Deployment on Streamlit Cloud

Deploying this project was straightforward. I pushed the repository to GitHub and connected it to Streamlit Cloud. The platform automatically read requirements.txt and installed the dependencies. When it detected app.py, it launched the app. This seamless process shows the power of reproducible environments. Without specifying dependencies, the deployment could have failed due to version mismatches.
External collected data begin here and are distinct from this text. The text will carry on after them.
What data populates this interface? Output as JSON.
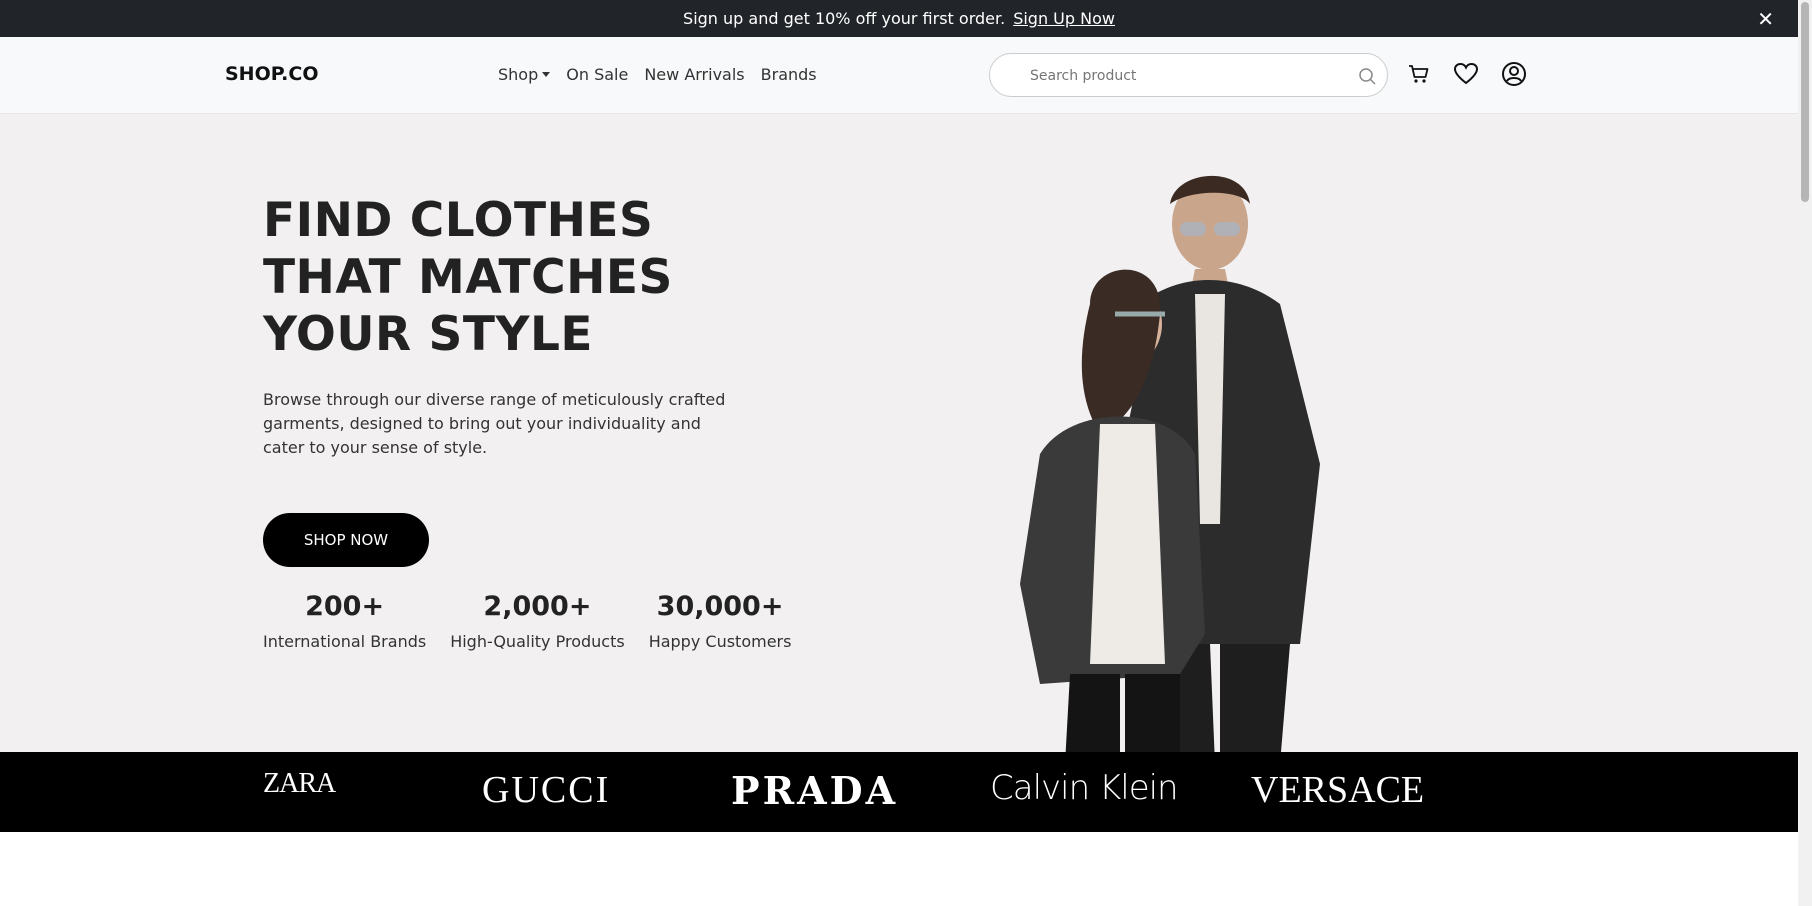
{
  "announcement": {
    "text": "Sign up and get 10% off your first order.",
    "cta": "Sign Up Now",
    "close": "✕"
  },
  "nav": {
    "logo": "SHOP.CO",
    "menu": [
      "Shop",
      "On Sale",
      "New Arrivals",
      "Brands"
    ],
    "search_placeholder": "Search product"
  },
  "hero": {
    "title_lines": [
      "FIND CLOTHES",
      "THAT MATCHES",
      "YOUR STYLE"
    ],
    "description": "Browse through our diverse range of meticulously crafted garments, designed to bring out your individuality and cater to your sense of style.",
    "button": "SHOP NOW",
    "stats": [
      {
        "value": "200+",
        "label": "International Brands"
      },
      {
        "value": "2,000+",
        "label": "High-Quality Products"
      },
      {
        "value": "30,000+",
        "label": "Happy Customers"
      }
    ]
  },
  "brands": [
    "ZARA",
    "GUCCI",
    "PRADA",
    "Calvin Klein",
    "VERSACE"
  ],
  "colors": {
    "topbar_bg": "#212529",
    "hero_bg": "#f2f0f1",
    "brand_strip_bg": "#000000"
  },
  "icons": [
    "search-icon",
    "cart-icon",
    "heart-icon",
    "user-icon",
    "close-icon"
  ]
}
Another benefit of Streamlit Cloud is that it automatically provides a shareable link. I can send that link to anyone, and they can interact with the app instantly. No local installation is needed. This ease of sharing turns my small project into a public demonstration of applied machine learning.

Extensibility

The design of this app allows for natural extensions. For example, I could add more input fields such as discount rate, shipping cost, or tax. I could also visualize the predicted revenue using charts. Streamlit has built-in charting functions that integrate with pandas. By plotting revenue against input parameters, users could gain deeper insights. I could even allow users to upload CSV files with multiple rows and get predictions for all orders at once.

Each extension would follow the same principle: inputs handled through widgets or file uploads, structured into pandas DataFrames, passed to the trained model, and outputs displayed in a clear format. The modular nature of the code makes these enhancements easy to add without rewriting core logic.

Lessons Learned

From this project I learned the importance of structure, reproducibility, and simplicity. I discovered how even a minimal set of dependencies can enable powerful functionality. I realized that deploying a machine learning app does not require heavy infrastructure. With modern tools, it is possible to turn an idea into a working application within a short time.
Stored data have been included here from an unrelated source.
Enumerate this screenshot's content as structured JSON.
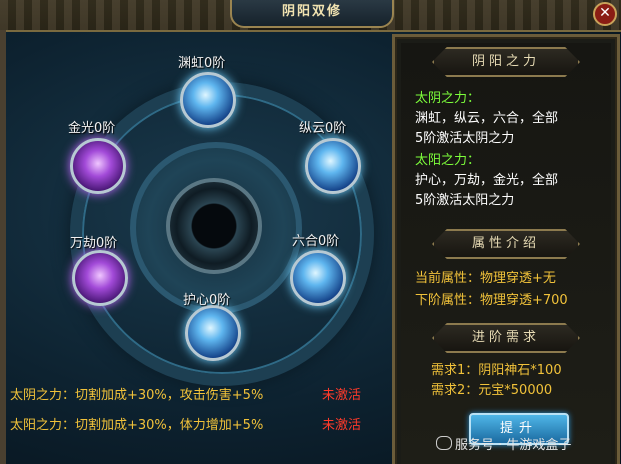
{
  "window": {
    "title": "阴阳双修",
    "close_glyph": "✕"
  },
  "orbs": [
    {
      "id": "yuanhong",
      "label": "渊虹0阶",
      "color": "blue"
    },
    {
      "id": "zongyun",
      "label": "纵云0阶",
      "color": "blue"
    },
    {
      "id": "liuhe",
      "label": "六合0阶",
      "color": "blue"
    },
    {
      "id": "huxin",
      "label": "护心0阶",
      "color": "blue"
    },
    {
      "id": "wanjie",
      "label": "万劫0阶",
      "color": "purple"
    },
    {
      "id": "jinguang",
      "label": "金光0阶",
      "color": "purple"
    }
  ],
  "effects": [
    {
      "text": "太阴之力：切割加成+30%，攻击伤害+5%",
      "status": "未激活"
    },
    {
      "text": "太阳之力：切割加成+30%，体力增加+5%",
      "status": "未激活"
    }
  ],
  "panel": {
    "section1_title": "阴阳之力",
    "taiyin_label": "太阴之力：",
    "taiyin_line1": "渊虹，纵云，六合，全部",
    "taiyin_line2": "5阶激活太阴之力",
    "taiyang_label": "太阳之力：",
    "taiyang_line1": "护心，万劫，金光，全部",
    "taiyang_line2": "5阶激活太阳之力",
    "section2_title": "属性介绍",
    "current_attr": "当前属性：物理穿透+无",
    "next_attr": "下阶属性：物理穿透+700",
    "section3_title": "进阶需求",
    "req1": "需求1：阴阳神石*100",
    "req2": "需求2：元宝*50000",
    "upgrade_button": "提升"
  },
  "watermark": "服务号 · 牛游戏盒子",
  "colors": {
    "gold": "#f1c23a",
    "green": "#7dff3b",
    "red": "#ff3a2a",
    "button": "#2f8fc8"
  }
}
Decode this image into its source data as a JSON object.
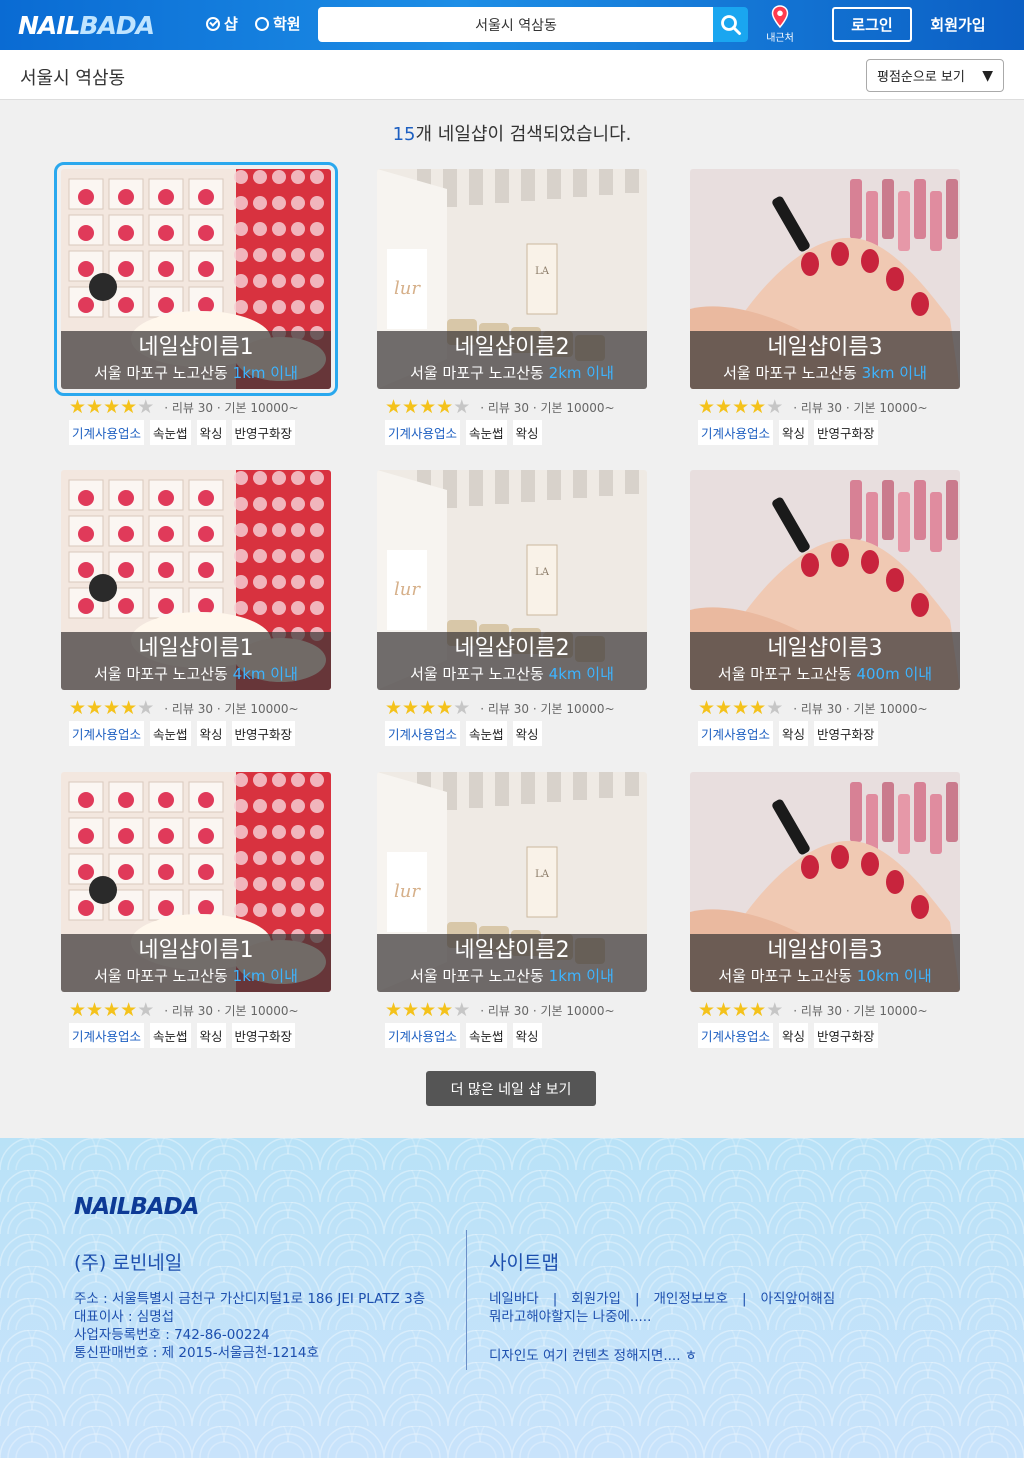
{
  "header": {
    "logo_a": "NAIL",
    "logo_b": "BADA",
    "radio_shop": "샵",
    "radio_academy": "학원",
    "search_value": "서울시 역삼동",
    "nearby_label": "내근처",
    "login_label": "로그인",
    "join_label": "회원가입"
  },
  "subbar": {
    "location_title": "서울시 역삼동",
    "sort_label": "평점순으로 보기",
    "sort_caret": "▼"
  },
  "results": {
    "count": "15",
    "count_text": "개 네일샵이 검색되었습니다."
  },
  "cards": [
    {
      "name": "네일샵이름1",
      "addr": "서울 마포구 노고산동",
      "dist": "1km 이내",
      "rating": 4,
      "meta": "· 리뷰 30 · 기본 10000~",
      "tags": [
        "기계사용업소",
        "속눈썹",
        "왁싱",
        "반영구화장"
      ]
    },
    {
      "name": "네일샵이름2",
      "addr": "서울 마포구 노고산동",
      "dist": "2km 이내",
      "rating": 4,
      "meta": "· 리뷰 30 · 기본 10000~",
      "tags": [
        "기계사용업소",
        "속눈썹",
        "왁싱"
      ]
    },
    {
      "name": "네일샵이름3",
      "addr": "서울 마포구 노고산동",
      "dist": "3km 이내",
      "rating": 4,
      "meta": "· 리뷰 30 · 기본 10000~",
      "tags": [
        "기계사용업소",
        "왁싱",
        "반영구화장"
      ]
    },
    {
      "name": "네일샵이름1",
      "addr": "서울 마포구 노고산동",
      "dist": "4km 이내",
      "rating": 4,
      "meta": "· 리뷰 30 · 기본 10000~",
      "tags": [
        "기계사용업소",
        "속눈썹",
        "왁싱",
        "반영구화장"
      ]
    },
    {
      "name": "네일샵이름2",
      "addr": "서울 마포구 노고산동",
      "dist": "4km 이내",
      "rating": 4,
      "meta": "· 리뷰 30 · 기본 10000~",
      "tags": [
        "기계사용업소",
        "속눈썹",
        "왁싱"
      ]
    },
    {
      "name": "네일샵이름3",
      "addr": "서울 마포구 노고산동",
      "dist": "400m 이내",
      "rating": 4,
      "meta": "· 리뷰 30 · 기본 10000~",
      "tags": [
        "기계사용업소",
        "왁싱",
        "반영구화장"
      ]
    },
    {
      "name": "네일샵이름1",
      "addr": "서울 마포구 노고산동",
      "dist": "1km 이내",
      "rating": 4,
      "meta": "· 리뷰 30 · 기본 10000~",
      "tags": [
        "기계사용업소",
        "속눈썹",
        "왁싱",
        "반영구화장"
      ]
    },
    {
      "name": "네일샵이름2",
      "addr": "서울 마포구 노고산동",
      "dist": "1km 이내",
      "rating": 4,
      "meta": "· 리뷰 30 · 기본 10000~",
      "tags": [
        "기계사용업소",
        "속눈썹",
        "왁싱"
      ]
    },
    {
      "name": "네일샵이름3",
      "addr": "서울 마포구 노고산동",
      "dist": "10km 이내",
      "rating": 4,
      "meta": "· 리뷰 30 · 기본 10000~",
      "tags": [
        "기계사용업소",
        "왁싱",
        "반영구화장"
      ]
    }
  ],
  "more_label": "더 많은 네일 샵 보기",
  "footer": {
    "logo": "NAILBADA",
    "company": "(주) 로빈네일",
    "info": [
      "주소 : 서울특별시 금천구 가산디지털1로 186 JEI PLATZ 3층",
      "대표이사 : 심명섭",
      "사업자등록번호 : 742-86-00224",
      "통신판매번호 : 제 2015-서울금천-1214호"
    ],
    "sitemap_title": "사이트맵",
    "links": [
      "네일바다",
      "회원가입",
      "개인정보보호",
      "아직앞어해짐"
    ],
    "link_sep": "|",
    "links_line2": "뭐라고해야할지는 나중에.....",
    "note": "디자인도 여기 컨텐츠 정해지면.... ㅎ"
  },
  "colors": {
    "header_blue": "#1d8ee6",
    "accent_blue": "#1d5fc1",
    "distance_blue": "#3db4ff",
    "star_yellow": "#f4c21b",
    "selected_outline": "#2aa8ee"
  }
}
Most importantly, I learned to always respond to small personal frictions with creativity. Instead of tolerating repeated calculations, I chose to build. That mindset can turn annoyances into portfolio pieces that showcase initiative and technical ability.

Future Improvements

There are many ways I can take this project further. One option is to integrate authentication so that only approved users can access the predictor. Another option is to log all predictions into a database so that decision makers can analyze usage patterns. I could also add monitoring to track the accuracy of the model over time. If real-world data starts to drift, the model might lose accuracy, and retraining would be required.

Another area of improvement would be user experience. Right now, the output is a single number. I could enhance it by showing confidence intervals or comparative scenarios. For example, the app could display what revenue would look like if quantity increased by 10 percent or if cost dropped by 5 percent. These additional insights would make the tool more actionable for business decisions.

Broader Context

What this project illustrates is not only a prediction tool but a demonstration of the modern data workflow. Data is collected, a model is trained, the model is saved, and a small web app deploys it. This pipeline condenses the essence of applied machine learning. It bridges the gap between abstract algorithms and tangible results. It shows how skills in Python, data science, and deployment can converge into a working product.
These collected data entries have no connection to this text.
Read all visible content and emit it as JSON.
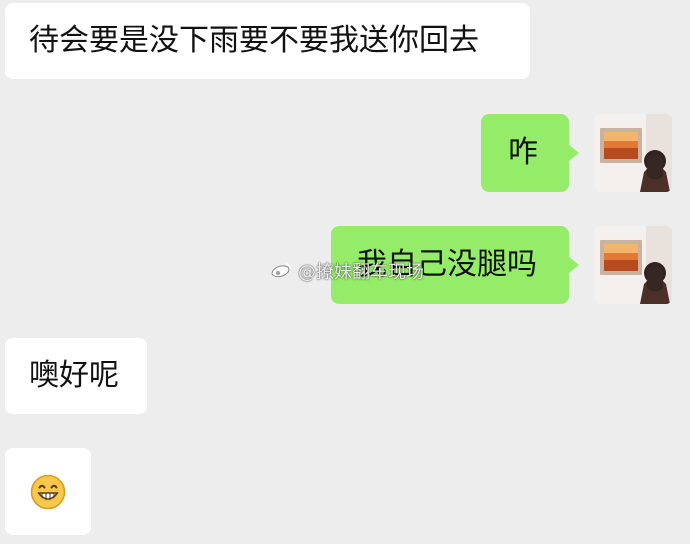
{
  "chat": {
    "messages": [
      {
        "side": "left",
        "text": "待会要是没下雨要不要我送你回去"
      },
      {
        "side": "right",
        "text": "咋"
      },
      {
        "side": "right",
        "text": "我自己没腿吗"
      },
      {
        "side": "left",
        "text": "噢好呢"
      },
      {
        "side": "left",
        "emoji": "grinning-face"
      }
    ]
  },
  "watermark": {
    "text": "@撩妹翻车现场"
  },
  "avatar": {
    "icon": "avatar-woman-looking-at-painting"
  },
  "colors": {
    "background": "#ededed",
    "incoming_bubble": "#ffffff",
    "outgoing_bubble": "#95ec69",
    "text": "#111111"
  }
}
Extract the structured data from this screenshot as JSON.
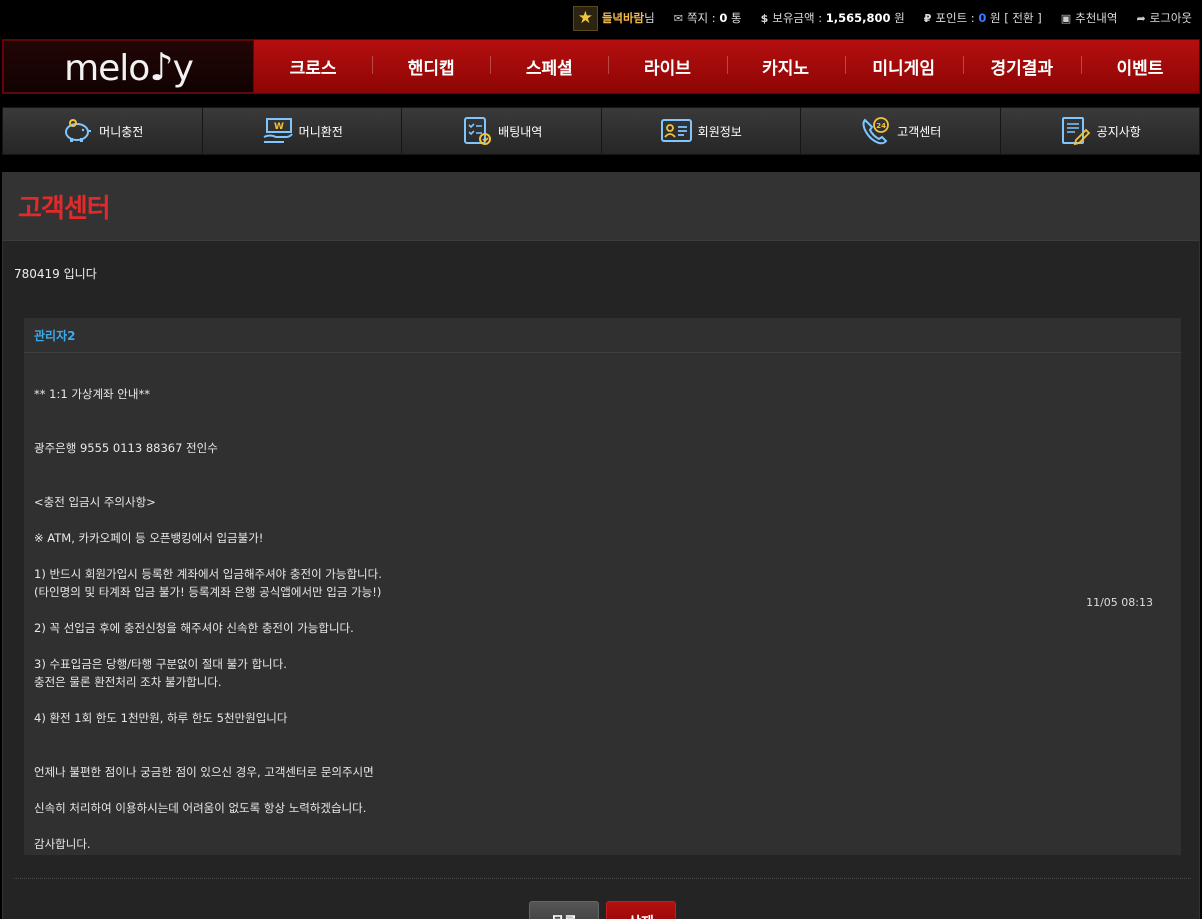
{
  "topbar": {
    "username": "들녁바람",
    "username_suffix": "님",
    "messages_label": "쪽지 :",
    "messages_count": "0",
    "messages_unit": "통",
    "balance_label": "보유금액 :",
    "balance_value": "1,565,800",
    "balance_unit": "원",
    "points_label": "포인트 :",
    "points_value": "0",
    "points_unit": "원",
    "convert_label": "[ 전환 ]",
    "recommend_label": "추천내역",
    "logout_label": "로그아웃"
  },
  "logo": {
    "text": "melo",
    "tail": "y"
  },
  "main_nav": [
    {
      "label": "크로스"
    },
    {
      "label": "핸디캡"
    },
    {
      "label": "스페셜"
    },
    {
      "label": "라이브"
    },
    {
      "label": "카지노"
    },
    {
      "label": "미니게임"
    },
    {
      "label": "경기결과"
    },
    {
      "label": "이벤트"
    }
  ],
  "sub_nav": [
    {
      "label": "머니충전",
      "icon": "piggy-bank-icon"
    },
    {
      "label": "머니환전",
      "icon": "money-exchange-icon"
    },
    {
      "label": "배팅내역",
      "icon": "checklist-icon"
    },
    {
      "label": "회원정보",
      "icon": "id-card-icon"
    },
    {
      "label": "고객센터",
      "icon": "phone-24-icon"
    },
    {
      "label": "공지사항",
      "icon": "notice-icon"
    }
  ],
  "panel": {
    "title": "고객센터",
    "subject": "780419 입니다",
    "reply": {
      "author": "관리자2",
      "date": "11/05 08:13",
      "lines": [
        "** 1:1 가상계좌 안내**",
        "광주은행 9555 0113 88367 전인수",
        "<충전 입금시 주의사항>",
        "※ ATM, 카카오페이 등 오픈뱅킹에서 입금불가!",
        "1) 반드시 회원가입시 등록한 계좌에서 입금해주셔야 충전이 가능합니다.",
        "(타인명의 및 타계좌 입금 불가! 등록계좌 은행 공식앱에서만 입금 가능!)",
        "2) 꼭 선입금 후에 충전신청을 해주셔야 신속한 충전이 가능합니다.",
        "3) 수표입금은 당행/타행 구분없이 절대 불가 합니다.",
        "충전은 물론 환전처리 조차 불가합니다.",
        "4) 환전 1회 한도 1천만원, 하루 한도 5천만원입니다",
        "언제나 불편한 점이나 궁금한 점이 있으신 경우, 고객센터로 문의주시면",
        "신속히 처리하여 이용하시는데 어려움이 없도록 항상 노력하겠습니다.",
        "감사합니다."
      ]
    },
    "buttons": {
      "list": "목록",
      "delete": "삭제"
    }
  },
  "colors": {
    "accent_red": "#e3292b",
    "nav_red": "#b50f0f",
    "author_blue": "#3fa9e8",
    "username_gold": "#f3b84a"
  }
}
By keeping the system compact, I also highlighted accessibility. Anyone with basic Python knowledge can follow the repository and run the app. The barrier to entry is low, and the potential impact is meaningful. This balance of simplicity and usefulness is what excites me about projects like this.

Conclusion

This project began with a simple personal frustration. Instead of tolerating the repetitive calculations, I turned that frustration into motivation. I built a solution that was practical, deployable, and shareable. Every file serves a clear purpose, every block of code contributes to the workflow, and every library plays a role in keeping the app concise.

Through this build I learned once again that the best ideas often come from small annoyances. By responding with creativity and structure, I was able to design an application that predicts sales revenue reliably. This tool not only solves my problem but also stands as an example in my portfolio. It illustrates how ideas, code, and design come together to form something useful.